Arbeitszufriedenheit ist wichtig, aber nicht alles
Arbeitszufriedenheit ist heutzutage eine Führungsaufgabe. Zufriedene und motivierte Mitarbeiterinnen und Mitarbeiter bringen mehr Leistung, bleiben dem Arbeitgeber treu und verbessern sein Image. So weit, so gut und richtig.
Doch ist Unzufriedenheit am und mit dem Arbeitsplatz tatsächlich immer schlimm? Unzufriedenheit kann doch auch ein Antrieb zur Veränderung sein, und Zufriedenheit mit einem eigentlich suboptimalen Zustand sollte doch nicht auf Dauer toleriert werden.
Hier kann eine Autorin aus der Motivationsforschung gute Anstöße und Hinweise geben, wie man mit zufriedenen und unzufriedenen Mitarbeiterinnen und Mitarbeitern umgehen sollte.
Agnes Bruggemann (Agnes Bruggemann: Zur Unterscheidung verschiedener Formen von Arbeitszufriedenheit. In Arbeit und Leistung 28(1974)) hat nicht danach gesucht, was Menschen grundsätzlich motiviert, sondern danach geforscht, wie Menschen auf den Unterschied zwischen ihren Erwartungen an die Bedürfnisbefriedigung am Arbeitsplatz und den tatsächlichen Möglichkeiten zu dieser Bedürfnisbefriedigung reagieren. Damit hat sie schon vor vierzig Jahren einen wesentlichen Beitrag zur Diagnose und Gestaltung der Arbeitszufriedenheit geleistet (der wohl leider zu Unrecht in Vergessenheit geraten ist).

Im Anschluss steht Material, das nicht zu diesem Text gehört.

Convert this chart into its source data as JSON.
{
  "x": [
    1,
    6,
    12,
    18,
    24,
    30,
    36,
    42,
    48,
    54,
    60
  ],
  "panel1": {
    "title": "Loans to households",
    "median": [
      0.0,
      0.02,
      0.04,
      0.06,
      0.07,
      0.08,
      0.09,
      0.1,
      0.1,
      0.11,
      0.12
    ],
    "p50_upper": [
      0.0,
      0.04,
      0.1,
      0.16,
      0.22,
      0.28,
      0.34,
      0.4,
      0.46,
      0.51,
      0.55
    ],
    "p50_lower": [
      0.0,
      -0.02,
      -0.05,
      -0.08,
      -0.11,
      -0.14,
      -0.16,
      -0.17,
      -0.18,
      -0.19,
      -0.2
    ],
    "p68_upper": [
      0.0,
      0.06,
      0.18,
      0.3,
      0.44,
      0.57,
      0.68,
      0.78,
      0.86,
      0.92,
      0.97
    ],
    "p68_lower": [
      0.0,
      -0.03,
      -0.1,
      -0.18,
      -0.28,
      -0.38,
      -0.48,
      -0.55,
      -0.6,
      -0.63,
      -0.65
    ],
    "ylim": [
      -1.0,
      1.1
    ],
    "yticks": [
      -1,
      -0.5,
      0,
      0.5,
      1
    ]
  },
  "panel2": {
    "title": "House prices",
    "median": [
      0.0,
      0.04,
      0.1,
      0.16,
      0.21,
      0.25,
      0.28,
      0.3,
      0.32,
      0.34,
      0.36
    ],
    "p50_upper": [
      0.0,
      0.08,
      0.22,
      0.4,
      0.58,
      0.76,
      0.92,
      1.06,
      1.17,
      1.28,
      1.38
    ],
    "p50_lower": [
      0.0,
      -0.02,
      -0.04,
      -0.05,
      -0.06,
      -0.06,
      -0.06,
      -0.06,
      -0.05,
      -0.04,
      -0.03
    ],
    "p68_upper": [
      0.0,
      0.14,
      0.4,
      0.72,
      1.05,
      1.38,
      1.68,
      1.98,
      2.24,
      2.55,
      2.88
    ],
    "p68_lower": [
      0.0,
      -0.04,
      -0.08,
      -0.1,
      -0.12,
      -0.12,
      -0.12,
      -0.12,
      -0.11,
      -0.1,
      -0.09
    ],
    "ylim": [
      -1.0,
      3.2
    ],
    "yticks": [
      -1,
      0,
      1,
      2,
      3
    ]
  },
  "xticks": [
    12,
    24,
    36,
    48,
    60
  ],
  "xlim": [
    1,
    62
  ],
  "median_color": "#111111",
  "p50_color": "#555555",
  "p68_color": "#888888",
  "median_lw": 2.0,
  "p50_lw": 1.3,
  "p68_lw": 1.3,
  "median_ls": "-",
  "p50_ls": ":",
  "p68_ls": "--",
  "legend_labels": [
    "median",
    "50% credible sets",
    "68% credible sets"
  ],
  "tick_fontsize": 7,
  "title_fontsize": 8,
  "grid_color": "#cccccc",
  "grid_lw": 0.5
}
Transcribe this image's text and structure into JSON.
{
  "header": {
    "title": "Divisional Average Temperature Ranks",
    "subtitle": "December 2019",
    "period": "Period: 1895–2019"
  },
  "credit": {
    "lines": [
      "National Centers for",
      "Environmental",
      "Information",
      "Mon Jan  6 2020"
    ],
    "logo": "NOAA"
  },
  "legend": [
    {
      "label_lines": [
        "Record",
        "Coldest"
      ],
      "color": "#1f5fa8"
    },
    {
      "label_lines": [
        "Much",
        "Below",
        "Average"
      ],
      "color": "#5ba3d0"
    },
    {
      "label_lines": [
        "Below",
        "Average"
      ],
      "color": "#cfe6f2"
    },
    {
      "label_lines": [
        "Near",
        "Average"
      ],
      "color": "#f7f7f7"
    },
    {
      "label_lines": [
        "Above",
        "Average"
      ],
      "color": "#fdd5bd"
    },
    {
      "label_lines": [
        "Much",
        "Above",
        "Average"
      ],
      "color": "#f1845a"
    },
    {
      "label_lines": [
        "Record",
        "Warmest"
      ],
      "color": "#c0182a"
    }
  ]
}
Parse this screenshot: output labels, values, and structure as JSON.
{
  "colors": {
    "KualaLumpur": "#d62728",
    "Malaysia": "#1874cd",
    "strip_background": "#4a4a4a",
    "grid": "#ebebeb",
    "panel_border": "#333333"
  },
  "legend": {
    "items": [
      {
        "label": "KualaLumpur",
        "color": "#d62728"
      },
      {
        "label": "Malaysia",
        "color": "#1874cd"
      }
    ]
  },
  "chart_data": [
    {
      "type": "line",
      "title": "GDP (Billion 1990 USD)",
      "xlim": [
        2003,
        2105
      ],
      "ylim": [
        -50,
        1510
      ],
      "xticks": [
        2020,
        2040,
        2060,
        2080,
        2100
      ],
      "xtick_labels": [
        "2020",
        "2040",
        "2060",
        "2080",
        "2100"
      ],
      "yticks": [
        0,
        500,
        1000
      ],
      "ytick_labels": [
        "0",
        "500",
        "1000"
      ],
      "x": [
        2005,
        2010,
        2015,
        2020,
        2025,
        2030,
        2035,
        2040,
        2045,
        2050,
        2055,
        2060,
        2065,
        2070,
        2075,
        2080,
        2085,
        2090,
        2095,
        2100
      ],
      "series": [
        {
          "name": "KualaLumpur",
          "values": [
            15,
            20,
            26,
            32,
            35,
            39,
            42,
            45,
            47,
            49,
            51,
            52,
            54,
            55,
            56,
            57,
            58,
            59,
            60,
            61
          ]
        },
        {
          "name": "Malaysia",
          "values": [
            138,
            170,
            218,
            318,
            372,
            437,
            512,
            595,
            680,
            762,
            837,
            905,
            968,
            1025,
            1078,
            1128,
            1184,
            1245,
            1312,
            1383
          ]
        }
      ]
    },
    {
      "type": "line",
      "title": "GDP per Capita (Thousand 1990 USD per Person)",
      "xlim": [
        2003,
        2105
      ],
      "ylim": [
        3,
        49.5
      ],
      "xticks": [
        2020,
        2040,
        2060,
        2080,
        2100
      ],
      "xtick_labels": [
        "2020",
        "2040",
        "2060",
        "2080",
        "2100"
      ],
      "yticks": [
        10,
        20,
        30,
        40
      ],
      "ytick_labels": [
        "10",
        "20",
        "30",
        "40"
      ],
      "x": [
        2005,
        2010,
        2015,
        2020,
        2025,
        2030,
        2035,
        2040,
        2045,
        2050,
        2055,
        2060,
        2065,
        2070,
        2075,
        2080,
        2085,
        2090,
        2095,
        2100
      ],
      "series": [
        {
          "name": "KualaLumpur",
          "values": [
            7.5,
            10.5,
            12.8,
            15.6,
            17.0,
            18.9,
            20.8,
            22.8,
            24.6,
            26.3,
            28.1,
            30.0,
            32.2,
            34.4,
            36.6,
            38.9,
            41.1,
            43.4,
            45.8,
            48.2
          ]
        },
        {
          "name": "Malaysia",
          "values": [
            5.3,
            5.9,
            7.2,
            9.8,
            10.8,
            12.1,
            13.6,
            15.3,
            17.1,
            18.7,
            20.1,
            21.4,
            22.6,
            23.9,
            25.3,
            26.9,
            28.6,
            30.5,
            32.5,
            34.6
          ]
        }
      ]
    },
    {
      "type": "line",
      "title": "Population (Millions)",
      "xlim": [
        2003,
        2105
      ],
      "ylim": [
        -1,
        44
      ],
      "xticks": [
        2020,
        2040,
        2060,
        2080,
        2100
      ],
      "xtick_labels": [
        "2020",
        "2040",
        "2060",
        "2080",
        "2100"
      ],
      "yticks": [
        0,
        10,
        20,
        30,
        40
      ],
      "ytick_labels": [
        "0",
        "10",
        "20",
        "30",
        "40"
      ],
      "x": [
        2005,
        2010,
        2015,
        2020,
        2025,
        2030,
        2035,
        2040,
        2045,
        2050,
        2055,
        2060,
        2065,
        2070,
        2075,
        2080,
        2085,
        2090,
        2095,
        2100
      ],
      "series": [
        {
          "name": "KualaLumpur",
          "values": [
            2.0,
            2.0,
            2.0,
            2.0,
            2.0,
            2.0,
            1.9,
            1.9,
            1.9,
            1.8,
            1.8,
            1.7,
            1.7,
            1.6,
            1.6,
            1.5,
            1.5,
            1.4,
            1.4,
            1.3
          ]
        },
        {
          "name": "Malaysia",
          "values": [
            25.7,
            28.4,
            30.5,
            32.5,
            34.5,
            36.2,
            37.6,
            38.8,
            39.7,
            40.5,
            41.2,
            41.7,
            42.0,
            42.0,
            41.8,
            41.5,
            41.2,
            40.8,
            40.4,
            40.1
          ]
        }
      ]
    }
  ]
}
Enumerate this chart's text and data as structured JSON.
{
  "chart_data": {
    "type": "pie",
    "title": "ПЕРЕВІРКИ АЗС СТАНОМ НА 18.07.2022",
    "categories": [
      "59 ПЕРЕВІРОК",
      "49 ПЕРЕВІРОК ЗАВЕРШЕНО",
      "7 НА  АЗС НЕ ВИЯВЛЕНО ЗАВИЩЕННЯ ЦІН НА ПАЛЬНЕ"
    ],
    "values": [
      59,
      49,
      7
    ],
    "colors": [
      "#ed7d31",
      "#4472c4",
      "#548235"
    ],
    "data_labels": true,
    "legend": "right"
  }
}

Nach Bruggemann gibt es grundsätzlich 6 Möglichkeiten, wie Mitarbeiterinnen und Mitarbeiter mit der Erfüllung oder Nichterfüllung ihrer Erwartungen am Arbeitsplatz umgehen (die Begriffe in den Klammernstammen von ihr):
1. Man ist zufrieden und strebt voller Elan nach neuen Ufern (progressive Arbeitszufriedenheit).
2. Man ist zufrieden und alles soll so bleiben (stabilisierte Arbeitszufriedenheit).
3. Man macht sich was vor (Pseudo-Arbeitszufriedenheit).
4. Man hat es aufgegeben, etwas für eine höhere Arbeitszufriedenheit zu tun (resignative Arbeits „zufriedenheit“).
5. Man wird zum notorischen Nörgler (fixierte Arbeitsunzufriedenheit).
6. Man bemüht sich um Veränderung (konstruktive Arbeitsunzufriedenheit).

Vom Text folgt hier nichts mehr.